UTAH (ABC4) -Ted Hesser is an adventure filmmaker and climbs mountains all over the world. he stresses the importance of checking an avalanche forecast before heading to the mountains. 

“I’ve encountered avalanches in the high mountains pretty much everywhere I go,” says Hesser. “When I’m off in high mountain ranges there’s no avalanche forecasting service. So it’s hard. You have to make those assessments yourself. but here… there are teams of people doing it for you. And you can read their reports. And that information is very valuable,” he adds.

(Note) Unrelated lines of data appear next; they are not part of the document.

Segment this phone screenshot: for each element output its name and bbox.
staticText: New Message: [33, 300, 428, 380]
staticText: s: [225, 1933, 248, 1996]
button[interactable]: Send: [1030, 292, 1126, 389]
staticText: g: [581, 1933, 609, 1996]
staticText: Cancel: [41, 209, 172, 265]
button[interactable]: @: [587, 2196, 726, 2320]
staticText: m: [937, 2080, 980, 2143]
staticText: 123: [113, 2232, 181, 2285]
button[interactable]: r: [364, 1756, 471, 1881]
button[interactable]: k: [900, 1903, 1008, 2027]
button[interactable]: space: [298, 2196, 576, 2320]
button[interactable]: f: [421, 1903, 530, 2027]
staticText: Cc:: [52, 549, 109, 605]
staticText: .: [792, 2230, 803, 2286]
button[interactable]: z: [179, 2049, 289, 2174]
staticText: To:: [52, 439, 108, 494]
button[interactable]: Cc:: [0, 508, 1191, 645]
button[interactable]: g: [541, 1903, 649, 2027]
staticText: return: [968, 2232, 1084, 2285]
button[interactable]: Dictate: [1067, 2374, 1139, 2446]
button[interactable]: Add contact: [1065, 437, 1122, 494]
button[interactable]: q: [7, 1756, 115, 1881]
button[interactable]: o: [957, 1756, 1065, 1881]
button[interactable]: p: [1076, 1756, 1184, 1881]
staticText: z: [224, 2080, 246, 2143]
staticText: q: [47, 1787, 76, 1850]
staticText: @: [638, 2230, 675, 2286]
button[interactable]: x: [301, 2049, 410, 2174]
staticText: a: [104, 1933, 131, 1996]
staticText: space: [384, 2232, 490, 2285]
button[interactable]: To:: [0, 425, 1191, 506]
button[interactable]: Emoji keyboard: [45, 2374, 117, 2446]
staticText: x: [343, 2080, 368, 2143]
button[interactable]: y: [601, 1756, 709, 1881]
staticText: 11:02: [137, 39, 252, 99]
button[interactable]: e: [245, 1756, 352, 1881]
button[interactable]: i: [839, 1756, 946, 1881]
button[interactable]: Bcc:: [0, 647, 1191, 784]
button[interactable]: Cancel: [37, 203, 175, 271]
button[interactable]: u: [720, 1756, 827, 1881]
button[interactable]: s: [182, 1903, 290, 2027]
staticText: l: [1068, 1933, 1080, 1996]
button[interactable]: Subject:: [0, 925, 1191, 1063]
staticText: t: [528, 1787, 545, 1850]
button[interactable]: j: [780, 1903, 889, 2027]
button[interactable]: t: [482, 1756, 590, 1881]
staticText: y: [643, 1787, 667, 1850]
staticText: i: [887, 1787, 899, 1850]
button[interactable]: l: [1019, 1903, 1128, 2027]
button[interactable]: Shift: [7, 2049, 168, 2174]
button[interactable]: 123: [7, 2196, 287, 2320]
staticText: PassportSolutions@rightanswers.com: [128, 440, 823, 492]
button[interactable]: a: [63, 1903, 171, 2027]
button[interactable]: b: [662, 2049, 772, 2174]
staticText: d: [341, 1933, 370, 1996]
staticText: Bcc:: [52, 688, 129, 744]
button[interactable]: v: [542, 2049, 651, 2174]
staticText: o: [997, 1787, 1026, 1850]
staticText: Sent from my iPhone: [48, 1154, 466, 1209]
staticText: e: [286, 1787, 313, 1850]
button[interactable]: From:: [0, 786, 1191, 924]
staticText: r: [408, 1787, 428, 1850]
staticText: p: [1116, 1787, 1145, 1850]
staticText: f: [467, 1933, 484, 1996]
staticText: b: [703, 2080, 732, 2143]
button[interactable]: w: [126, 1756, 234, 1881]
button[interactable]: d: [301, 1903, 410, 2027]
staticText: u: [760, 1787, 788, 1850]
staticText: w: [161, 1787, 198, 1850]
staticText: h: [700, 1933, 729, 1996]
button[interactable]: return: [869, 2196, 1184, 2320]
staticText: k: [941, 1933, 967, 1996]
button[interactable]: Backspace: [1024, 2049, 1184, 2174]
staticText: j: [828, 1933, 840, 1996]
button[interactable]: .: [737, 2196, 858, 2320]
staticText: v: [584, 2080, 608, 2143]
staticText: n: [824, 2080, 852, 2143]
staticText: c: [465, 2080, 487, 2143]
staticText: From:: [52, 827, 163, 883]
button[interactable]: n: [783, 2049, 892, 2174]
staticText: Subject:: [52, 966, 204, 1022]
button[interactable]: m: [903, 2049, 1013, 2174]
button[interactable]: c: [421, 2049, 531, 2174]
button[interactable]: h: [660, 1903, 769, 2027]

Avalanches are one of the deadliest natural disasters in Utah, accounting for 52 percent of severe weather-related deaths, according to the Utah Department of Public Safety. It’s not just extreme sports athletes in danger of encountering an avalanche. In fact, slopes steeper than 30 degrees are considered avalanche terrain. 

“Here in Utah, we have a lot of avalanche terrain that maybe the average user doesn’t know about. And that could be hikers, dog walkers, hunters, people that could be impacted by avalanche terrain,” says Nikki Champion, a forecaster for the Utah Avalanche Center.

And if you’re heading to the backcountry, Champion says it’s important to take avalanche classes, learn the signs, and most importantly, know the risks before you go.

“If you’re at all worried about avalanches you don’t really understand avalanches, just stay out and out from underneath slopes over 30 degrees, and you can avoid the problem by avoiding the terrain.”The first week of December was designated as Avalanche Awareness Week by Utah State Legislators three years ago.